Roofkever met enorme kaken

Zandloopkevers zijn hardlopers op mul zand. Ze kunnen vliegen, maar lopen liever. Ze hebben bonte dekschilden, de bastaardzandloopkever en strandzandloopkever althans. Die twee lijken sterk op elkaar, maar hoewel de kever op de foto op het strand zandliep, is het toch een bastaard.

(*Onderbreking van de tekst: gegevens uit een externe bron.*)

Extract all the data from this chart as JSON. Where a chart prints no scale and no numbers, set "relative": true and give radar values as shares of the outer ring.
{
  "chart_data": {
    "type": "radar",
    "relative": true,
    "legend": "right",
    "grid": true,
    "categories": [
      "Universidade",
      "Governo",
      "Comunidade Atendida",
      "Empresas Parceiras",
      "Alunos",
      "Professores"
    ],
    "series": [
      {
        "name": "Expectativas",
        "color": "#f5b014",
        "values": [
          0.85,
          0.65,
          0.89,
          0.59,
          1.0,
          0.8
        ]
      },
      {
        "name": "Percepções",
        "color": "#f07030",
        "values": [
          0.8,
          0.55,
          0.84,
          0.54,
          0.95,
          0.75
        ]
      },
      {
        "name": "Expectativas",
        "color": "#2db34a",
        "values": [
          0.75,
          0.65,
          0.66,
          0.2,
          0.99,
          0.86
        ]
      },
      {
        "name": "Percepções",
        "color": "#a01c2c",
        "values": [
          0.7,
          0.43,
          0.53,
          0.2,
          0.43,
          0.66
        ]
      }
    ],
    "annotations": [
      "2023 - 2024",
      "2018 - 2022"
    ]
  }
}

Op het nogal begroeide strand wemelde het ineens van de bastaardzandloopkevers. Ze renden over het zand, vlogen bij benadering door een grote griezel met camera even op, ploften na een meter weer neer en hielden zich roerloos in de veronderstelling dat grote griezel ze niet meer zag. Maar grote griezel zag ze wel. Ze hadden een rode glans over hun rug, een groene over hun buik. De dekschilden waren versierd met drie witte vlekken. Ze renden rond op lange poten, keken uit grote ogen en torsten een paar angstaanjagende kromzwaarden mee aan hun bek: hun gekruiste kaken. Grote griezel raakte ze niet aan, ze zouden met die kaken kunnen bijten.
De bastaardzandloopkevers bewogen zich kriskras doorelkaar. Andere insecten konden maar beter maken dat ze wegkwamen, want zulke kevers zijn jagers. Ze rennen achter andere insecten aan en gaan die te lijf met hun krachtige kaken. Daarin worden ze overtroffen door hun larven. Die richten een hangplek in, een smalle schacht in de bodem, die ze als hinderlaag gebruiken. Van daaruit overmeesteren ze geleedpotige passanten. Larven moeten nog groeien, vervellen en verpoppen tot kever. Ze moeten dus goed eten. Volwassen kevers eten wat minder, maar blijven geduchte carnivoren. Ze kunnen niet kauwen, hun prooien zuigen ze naar binnen, nadat ze de harde, niet zuigbare delen er met hun kaken af gesloopt hebben.
Donkere wolken schoven voor de zon en de zandloopkevers verdwenen in hun holletjes.